March 7 I Monday
“This is the genealogy of Jesus the Messiah the son of David, the son of Abraham...” —Matthew 1:1
The Gospel of Matthew was predominantly written with a Jewish audience in mind. There are over 60 quotes from the Old Testament in Matthew, which, compared to all the other Gospels, is more than double! If there was one word used to summarize the Gospel of Matthew, it would be “fulfillment”.

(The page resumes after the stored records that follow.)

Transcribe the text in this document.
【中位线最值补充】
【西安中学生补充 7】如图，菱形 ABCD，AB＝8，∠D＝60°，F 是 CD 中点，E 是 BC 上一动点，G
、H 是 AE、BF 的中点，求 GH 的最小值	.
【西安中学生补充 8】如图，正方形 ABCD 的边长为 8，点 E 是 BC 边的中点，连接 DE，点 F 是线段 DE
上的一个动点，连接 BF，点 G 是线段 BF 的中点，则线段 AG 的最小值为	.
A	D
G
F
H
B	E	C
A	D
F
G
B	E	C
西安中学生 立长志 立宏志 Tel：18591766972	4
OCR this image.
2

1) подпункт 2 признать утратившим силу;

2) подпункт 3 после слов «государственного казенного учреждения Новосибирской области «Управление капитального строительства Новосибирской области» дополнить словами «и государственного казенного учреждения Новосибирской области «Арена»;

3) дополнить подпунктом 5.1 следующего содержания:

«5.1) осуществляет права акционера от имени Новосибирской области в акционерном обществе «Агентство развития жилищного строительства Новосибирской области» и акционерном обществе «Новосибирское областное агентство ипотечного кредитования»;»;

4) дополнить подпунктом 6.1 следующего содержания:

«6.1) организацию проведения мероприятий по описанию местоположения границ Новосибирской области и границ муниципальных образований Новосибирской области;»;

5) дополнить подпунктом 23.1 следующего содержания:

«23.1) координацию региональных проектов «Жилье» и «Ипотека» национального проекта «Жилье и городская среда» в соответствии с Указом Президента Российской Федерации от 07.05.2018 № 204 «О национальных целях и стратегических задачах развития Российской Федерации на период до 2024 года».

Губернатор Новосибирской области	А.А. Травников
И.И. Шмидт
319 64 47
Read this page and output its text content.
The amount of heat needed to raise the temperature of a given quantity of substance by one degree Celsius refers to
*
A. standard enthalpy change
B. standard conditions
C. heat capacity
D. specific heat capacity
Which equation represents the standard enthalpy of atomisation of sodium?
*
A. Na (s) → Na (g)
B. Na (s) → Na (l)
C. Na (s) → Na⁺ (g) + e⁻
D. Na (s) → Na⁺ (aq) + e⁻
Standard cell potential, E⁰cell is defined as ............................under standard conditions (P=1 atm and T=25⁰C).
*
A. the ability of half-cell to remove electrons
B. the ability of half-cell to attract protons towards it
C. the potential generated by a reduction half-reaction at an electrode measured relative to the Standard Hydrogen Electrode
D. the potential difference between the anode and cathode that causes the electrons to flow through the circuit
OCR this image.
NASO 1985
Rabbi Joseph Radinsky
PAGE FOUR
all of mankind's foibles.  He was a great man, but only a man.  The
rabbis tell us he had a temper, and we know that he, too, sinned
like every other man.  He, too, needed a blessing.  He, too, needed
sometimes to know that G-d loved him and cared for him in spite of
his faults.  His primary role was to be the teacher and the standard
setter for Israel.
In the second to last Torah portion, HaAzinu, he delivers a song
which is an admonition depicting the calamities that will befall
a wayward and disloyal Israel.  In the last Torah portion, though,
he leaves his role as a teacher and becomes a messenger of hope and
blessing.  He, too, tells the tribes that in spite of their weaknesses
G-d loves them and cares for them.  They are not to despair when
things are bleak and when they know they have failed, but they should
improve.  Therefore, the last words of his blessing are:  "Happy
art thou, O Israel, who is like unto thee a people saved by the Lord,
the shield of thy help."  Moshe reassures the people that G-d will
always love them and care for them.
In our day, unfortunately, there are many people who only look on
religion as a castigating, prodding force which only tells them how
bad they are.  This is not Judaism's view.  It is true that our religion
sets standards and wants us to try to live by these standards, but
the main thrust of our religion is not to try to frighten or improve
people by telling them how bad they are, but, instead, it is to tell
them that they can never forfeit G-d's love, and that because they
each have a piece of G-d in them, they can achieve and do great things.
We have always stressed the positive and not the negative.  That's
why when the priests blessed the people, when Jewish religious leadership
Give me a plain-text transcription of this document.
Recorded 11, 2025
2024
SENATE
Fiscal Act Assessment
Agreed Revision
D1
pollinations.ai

More than any other Gospel, Matthew focused his energy on animating and explaining how Jesus was the fulfillment of God’s promises in the Old Testament, especially to the nation of Israel that had been waiting for their Messiah. Jesus fulfilled what God said to the serpent in Genesis 3:15: “And I will put enmity between you and the woman, and between your offspring and hers; He will crush your head, and you will strike His heel.” What God promised to do through thick and thin, through up and down and through the most impossible circumstances, He brought to pass. We can take the Word of God to the bank because it is trustworthy, true and it will not fail.
The opening of Matthew’s Gospel goes, “This is the genealogy of Jesus the Messiah the son of David, the son of Abraham.” What a theologically loaded statement! Matthew was basically telling his Jewish audience that Jesus was the historical culmination and theological fullness of all of God’s activity over human history. He was the promise of Abraham fulfilled and the promise of David realized. To follow this loaded statement, Matthew presented the genealogy of Jesus.
Some of us, when it comes to reading genealogies in the Bible, tend to skip over them because not only are there names that are hard to pronounce, but it also follows the same pattern: “...the father of...the father of...”. Yet, to skip over the genealogy, we miss out on an important insight about the activity of God throughout human history: God carries out His redemptive purposes through ordinary, flawed, weak and vulnerable human beings just like us, whose faith in God overcame the impossible circumstances that stood opposed to them.
We see this from Matthew’s presentation of real names of individuals from normal families who were a part of carrying out God’s redemptive purposes. What all of this reveals is that God includes us in His work. In other words, we all have a part to play in His redemptive movement. It is both awe-inspiring and completely sobering to realize that Christ’s seeking and saving work throughout the earth is carried out through His people. God works through human agency. Although we may feel ordinary, flawed, weak and vulnerable, God has a role for each of us in His redemptive purposes in our generation.
Prayer: Lord God, thank You that Jesus is the fulfillment of all Your promises. You use ordinary, flawed, weak and vulnerable people to carry out Your redemptive purposes. Help me to understand my role in Your redemptive movement.